OSKAR L. BELATEGUI. / De Lloret de Mar a Punta Umbría, el olor a fritanga mediterránea es el mismo. Difícil escapar del hedor a goma de colchoneta en las tiendas de souvenirs, a aceite de coco en los atestados arenales, a sobaco de hooligan en los chiringuitos. Idéntico. Peñíscola no es una excepción. La ‘arquitectura’ de su paseo marítimo resulta intercambiable con la de Salou, Cullera y Torremolinos. Pero existe otra Peñíscola agazapada que, sobre todo fuera de temporada, permite soñar con un modelo turístico en las antípodas del imperante en la masificada costa mediterránea.

La Sierra de Irta culmina un espejismo: el de la ciudad amurallada, que, hasta hace no mucho, quedaba aislada a merced de las mareas como una fortaleza flotante. Benedicto XIII, el Papa Luna, erigió su particular Vaticano azotado por el salitre en este peñón rodeado del azul cegador del mar. Todas las callejuelas empedradas culminan en el castillo templario. La ascensión implica descansos: los puestos de artesanía regentados por argentinos, los restaurantes de tablas de embutido con mesitas en precario equilibrio sobre las escaleras de piedra, una horchata helada que corta la garganta, compras de cerámica polícroma, ¡Casa Dorotea, el mejor suquet de peix!

El pasmo del visitante continúa al descubrir que, apenas a dos kilómetros de la Playa del Sur, el litoral se vuelve escarpado y rocoso. Es la Sierra de Irta, una alineación montañosa con 573 metros de altura máxima y 15 kilómetros de fachada costera. Los folletos la definen como la última sierra virgen de la Comunidad Valenciana. Es más, como “el último tramo de costa que queda sin edificar entre Francia y Almería”. Y no mienten.
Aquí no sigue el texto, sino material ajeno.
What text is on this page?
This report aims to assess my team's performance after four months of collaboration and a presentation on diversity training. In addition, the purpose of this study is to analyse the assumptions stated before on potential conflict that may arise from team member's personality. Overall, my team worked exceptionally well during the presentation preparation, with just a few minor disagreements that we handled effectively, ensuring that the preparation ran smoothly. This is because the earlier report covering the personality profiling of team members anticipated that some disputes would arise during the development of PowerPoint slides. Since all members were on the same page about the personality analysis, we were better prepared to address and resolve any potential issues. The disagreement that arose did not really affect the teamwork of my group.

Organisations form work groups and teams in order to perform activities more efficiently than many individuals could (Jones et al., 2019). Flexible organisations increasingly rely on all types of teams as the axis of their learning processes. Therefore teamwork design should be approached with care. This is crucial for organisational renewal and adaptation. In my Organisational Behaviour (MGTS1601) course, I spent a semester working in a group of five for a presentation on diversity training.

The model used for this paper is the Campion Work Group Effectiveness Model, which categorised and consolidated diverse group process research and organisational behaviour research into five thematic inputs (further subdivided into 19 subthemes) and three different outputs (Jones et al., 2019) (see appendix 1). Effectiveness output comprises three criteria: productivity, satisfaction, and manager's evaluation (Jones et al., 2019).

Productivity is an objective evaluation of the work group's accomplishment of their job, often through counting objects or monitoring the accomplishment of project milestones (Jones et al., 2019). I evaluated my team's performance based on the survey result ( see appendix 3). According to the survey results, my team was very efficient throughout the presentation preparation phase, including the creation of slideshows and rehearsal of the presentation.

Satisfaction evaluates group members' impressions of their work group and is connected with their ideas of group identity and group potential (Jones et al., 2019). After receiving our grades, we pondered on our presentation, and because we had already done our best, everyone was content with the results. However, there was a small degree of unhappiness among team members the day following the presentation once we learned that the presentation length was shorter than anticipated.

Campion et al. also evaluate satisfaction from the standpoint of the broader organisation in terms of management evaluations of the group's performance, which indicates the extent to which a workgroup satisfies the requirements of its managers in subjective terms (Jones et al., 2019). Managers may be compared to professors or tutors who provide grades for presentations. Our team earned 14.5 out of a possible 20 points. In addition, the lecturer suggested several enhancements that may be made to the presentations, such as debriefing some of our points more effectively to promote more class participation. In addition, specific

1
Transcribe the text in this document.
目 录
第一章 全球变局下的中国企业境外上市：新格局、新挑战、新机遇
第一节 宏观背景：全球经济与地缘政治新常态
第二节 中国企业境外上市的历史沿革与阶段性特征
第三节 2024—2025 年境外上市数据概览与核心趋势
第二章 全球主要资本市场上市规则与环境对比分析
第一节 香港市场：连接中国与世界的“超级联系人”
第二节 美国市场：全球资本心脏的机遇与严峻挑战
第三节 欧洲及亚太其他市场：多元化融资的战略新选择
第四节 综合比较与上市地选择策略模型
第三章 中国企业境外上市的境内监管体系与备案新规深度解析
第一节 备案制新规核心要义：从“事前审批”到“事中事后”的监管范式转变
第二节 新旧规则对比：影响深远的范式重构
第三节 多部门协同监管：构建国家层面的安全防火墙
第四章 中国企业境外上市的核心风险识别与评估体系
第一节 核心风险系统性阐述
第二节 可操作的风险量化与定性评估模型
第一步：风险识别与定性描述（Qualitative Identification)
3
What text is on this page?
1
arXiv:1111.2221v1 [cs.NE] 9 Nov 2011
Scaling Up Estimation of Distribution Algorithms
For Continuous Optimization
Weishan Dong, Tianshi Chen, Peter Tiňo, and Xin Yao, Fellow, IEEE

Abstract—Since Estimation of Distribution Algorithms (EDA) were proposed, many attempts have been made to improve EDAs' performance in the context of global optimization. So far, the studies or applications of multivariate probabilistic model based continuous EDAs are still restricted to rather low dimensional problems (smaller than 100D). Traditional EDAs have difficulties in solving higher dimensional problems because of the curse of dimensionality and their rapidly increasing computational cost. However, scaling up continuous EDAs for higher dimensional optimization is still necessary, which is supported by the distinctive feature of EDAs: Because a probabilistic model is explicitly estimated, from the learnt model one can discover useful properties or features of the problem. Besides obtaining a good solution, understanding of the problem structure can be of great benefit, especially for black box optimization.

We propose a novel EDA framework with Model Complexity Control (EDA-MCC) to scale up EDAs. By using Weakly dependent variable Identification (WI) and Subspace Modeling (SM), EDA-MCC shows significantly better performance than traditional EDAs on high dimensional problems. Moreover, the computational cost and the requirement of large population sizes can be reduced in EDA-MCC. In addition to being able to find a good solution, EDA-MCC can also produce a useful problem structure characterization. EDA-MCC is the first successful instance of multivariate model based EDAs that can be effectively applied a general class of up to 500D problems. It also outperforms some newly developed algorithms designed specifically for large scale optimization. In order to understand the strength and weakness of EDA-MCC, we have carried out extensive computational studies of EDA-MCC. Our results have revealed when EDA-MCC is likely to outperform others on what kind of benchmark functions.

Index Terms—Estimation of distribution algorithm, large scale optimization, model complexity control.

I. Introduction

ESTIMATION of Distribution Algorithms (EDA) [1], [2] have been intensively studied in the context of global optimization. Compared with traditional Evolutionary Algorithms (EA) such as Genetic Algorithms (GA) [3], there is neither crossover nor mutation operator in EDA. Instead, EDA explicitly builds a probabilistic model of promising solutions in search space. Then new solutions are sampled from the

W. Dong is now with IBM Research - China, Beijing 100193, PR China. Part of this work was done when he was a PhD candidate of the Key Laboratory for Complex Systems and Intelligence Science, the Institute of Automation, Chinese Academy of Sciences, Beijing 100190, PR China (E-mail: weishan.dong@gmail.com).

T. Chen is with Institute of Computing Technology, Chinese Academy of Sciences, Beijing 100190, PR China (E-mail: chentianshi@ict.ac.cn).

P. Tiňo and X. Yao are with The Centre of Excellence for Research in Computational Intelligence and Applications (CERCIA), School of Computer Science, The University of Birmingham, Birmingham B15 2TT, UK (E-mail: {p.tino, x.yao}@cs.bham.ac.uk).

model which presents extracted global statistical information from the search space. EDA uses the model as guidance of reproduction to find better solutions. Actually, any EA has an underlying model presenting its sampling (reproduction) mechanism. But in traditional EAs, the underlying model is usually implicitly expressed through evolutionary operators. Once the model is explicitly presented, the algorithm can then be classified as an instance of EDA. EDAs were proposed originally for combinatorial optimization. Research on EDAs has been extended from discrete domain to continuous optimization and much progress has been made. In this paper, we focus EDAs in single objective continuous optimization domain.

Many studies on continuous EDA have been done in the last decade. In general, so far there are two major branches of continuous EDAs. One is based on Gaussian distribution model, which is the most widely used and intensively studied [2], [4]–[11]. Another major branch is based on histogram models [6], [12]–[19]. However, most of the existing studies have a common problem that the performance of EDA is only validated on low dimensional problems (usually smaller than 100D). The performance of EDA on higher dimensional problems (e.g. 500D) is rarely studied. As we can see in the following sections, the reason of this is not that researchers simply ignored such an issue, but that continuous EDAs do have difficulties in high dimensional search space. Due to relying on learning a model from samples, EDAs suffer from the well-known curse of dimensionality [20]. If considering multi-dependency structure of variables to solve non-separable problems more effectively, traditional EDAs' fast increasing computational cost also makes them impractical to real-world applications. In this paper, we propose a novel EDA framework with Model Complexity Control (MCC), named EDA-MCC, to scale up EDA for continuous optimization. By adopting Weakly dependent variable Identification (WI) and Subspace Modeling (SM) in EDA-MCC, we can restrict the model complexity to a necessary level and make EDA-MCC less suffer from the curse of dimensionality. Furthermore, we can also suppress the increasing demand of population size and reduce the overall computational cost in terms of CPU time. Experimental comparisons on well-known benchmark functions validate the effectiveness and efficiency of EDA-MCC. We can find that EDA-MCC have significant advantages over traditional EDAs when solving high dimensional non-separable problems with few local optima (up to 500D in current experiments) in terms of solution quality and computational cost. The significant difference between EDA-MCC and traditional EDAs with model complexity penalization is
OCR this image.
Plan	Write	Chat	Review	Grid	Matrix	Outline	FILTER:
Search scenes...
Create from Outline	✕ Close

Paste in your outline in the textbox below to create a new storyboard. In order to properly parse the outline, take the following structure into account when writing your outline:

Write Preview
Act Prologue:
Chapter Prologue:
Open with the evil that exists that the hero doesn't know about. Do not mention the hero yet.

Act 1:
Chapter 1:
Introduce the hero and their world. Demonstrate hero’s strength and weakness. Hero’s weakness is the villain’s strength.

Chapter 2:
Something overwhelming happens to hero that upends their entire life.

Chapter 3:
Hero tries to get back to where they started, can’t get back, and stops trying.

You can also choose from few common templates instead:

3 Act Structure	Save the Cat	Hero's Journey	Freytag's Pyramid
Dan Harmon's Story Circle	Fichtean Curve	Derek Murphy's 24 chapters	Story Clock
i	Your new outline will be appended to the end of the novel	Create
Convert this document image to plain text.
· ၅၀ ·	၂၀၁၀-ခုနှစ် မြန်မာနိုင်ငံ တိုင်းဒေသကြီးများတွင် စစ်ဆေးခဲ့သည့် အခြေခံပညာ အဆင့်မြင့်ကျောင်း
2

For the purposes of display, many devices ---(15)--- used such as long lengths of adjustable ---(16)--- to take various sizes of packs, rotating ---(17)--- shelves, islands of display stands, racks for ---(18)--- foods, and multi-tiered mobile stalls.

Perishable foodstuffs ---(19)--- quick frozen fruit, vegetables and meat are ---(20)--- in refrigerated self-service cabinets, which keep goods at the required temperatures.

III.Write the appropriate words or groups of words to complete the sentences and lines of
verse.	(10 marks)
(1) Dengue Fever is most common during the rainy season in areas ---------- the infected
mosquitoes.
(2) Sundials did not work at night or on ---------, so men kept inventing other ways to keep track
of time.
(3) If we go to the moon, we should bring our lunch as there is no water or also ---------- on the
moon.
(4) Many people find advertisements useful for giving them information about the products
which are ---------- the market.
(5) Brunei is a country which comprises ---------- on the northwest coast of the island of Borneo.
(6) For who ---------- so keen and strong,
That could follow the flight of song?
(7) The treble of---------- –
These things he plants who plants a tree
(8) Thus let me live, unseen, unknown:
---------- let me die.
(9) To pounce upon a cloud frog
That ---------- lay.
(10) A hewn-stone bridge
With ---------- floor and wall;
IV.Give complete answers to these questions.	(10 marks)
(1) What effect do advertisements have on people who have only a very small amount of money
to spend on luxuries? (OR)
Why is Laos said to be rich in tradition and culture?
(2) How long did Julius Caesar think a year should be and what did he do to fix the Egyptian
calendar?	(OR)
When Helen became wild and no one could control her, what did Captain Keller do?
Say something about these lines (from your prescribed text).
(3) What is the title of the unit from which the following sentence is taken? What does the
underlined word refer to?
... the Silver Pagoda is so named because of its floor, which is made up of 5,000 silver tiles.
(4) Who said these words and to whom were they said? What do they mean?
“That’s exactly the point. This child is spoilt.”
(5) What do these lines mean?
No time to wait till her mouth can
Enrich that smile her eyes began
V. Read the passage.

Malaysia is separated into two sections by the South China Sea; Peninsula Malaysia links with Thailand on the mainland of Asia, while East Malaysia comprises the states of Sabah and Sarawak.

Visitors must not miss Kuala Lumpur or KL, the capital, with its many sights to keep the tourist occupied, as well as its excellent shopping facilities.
Al acceder a la idílica playa de Pebret –nada que envidiar a la cala más recoleta de Menorca o Formentera– hay que hollar un pequeño campo de dunas, uno de los últimos vestigios de este ecosistema en el litoral castellonense. En Irta huele a romero y tomillo, a salvia y espliego. Los senderos señalizados marcan los hitos: la ermita de Sant Antoni, el castillo de Pulpís y el logotipo del Parque Natural, la torre Abadum, desde la que se divisa la playa de Pebret y un edificio abandonado, los restos de un cuartel de carabineros que, hasta mediados del siglo XX, amedrentaba a los contrabandistas en una zona apenas habitada. Los malnacidos llegan a bordo del coche a pie del mar; se pierden el azote de la brisa a pie o en bicicleta; no ven los cormoranes moñudos ni los raros halcones de la reina.

Apenas media docena de construcciones salpican el tupido matorral donde brota el palmito y el enebro, el lentisco y la coscoja. El sol cae a plomo sobre el paseante, huérfano de sombra bajo los raquíticos olivos, algarrobos y carrascas. A cada recodo del camino apetece zambullirse en el agua transparente, pero merece la pena postergar la experiencia para el final del recorrido. Los folletos de turismo aseguran que moran lagartos ocelados, culebras y lagartijas. Es más raro ver zorros, comadrejas, ginetas y jabalíes.

De esta tierra salió la piedra caliza para la fortaleza de Peñíscola y las torres de vigía que jalonan la costa. Desde ellas se oteaban las frecuentes incursiones de piratas berberiscos que durante siglos asaltaron a las poblaciones del levante peninsular. Hoy se distinguen yates de recreo y barcos pesqueros que descargarán a la tarde en la lonja de Peñíscola. Sólo las chicharras rompen el silencio. Bañarse depara un paisaje insólito en una Costa del Azahar tomada por el hormigón: las dunas ceden el paso al matorral hasta donde se pierde la vista.

Si sobrepasamos el Parque entraremos en la otra localidad con encanto de la zona, Alcossebre, con su playa donde brotan chorros de agua dulce y las mejores paellas de la zona. A un paso de aquí emerge la aberración de Marina D’Or, ‘Ciudad de ‘Vacaciones’, cuya visita merece la pena para recordar los tiempos del pelotazo urbanístico. Un paraíso kitsch y hortera con parques al borde del mar poblados de pavos reales y carpas gordas como merluzas, hoteles con spa decorados como la villa de Berlusconi y edificios de apartamentos vacíos y desoladores.

Los senderos de Sierra Irta son circulares, por lo que el recorrido siempre finaliza en el punto de partida. Las playitas de la Punta del Mabre serán el colofón de una jornada que proseguirá en Peñíscola. Lo mejor del Paseo Marítimo sigue siendo la Hostería del Mar, un hotelito con el encanto setentero de los paradores nacionales, con recia decoración castellana –armaduras incluidas–, una piscinita encantadora y un restaurante donde se come un pescado sublime. Desde las balconadas del castillo, palacio y biblioteca pontificia a su vez, el Mediterráneo en calma y el blanco de las casitas encaladas resultan tan embriagadores como en Malta y Santorini.

El Bufador‘, una gran brecha entre las rocas por la que respira el mar en los días de temporal, recuerda que una ciudad auténtica late más allá de los catálogos de agencias de viajes, hoteles tres estrellas y pensión completa incluida. Aquí, por fin, no huele a fritanga.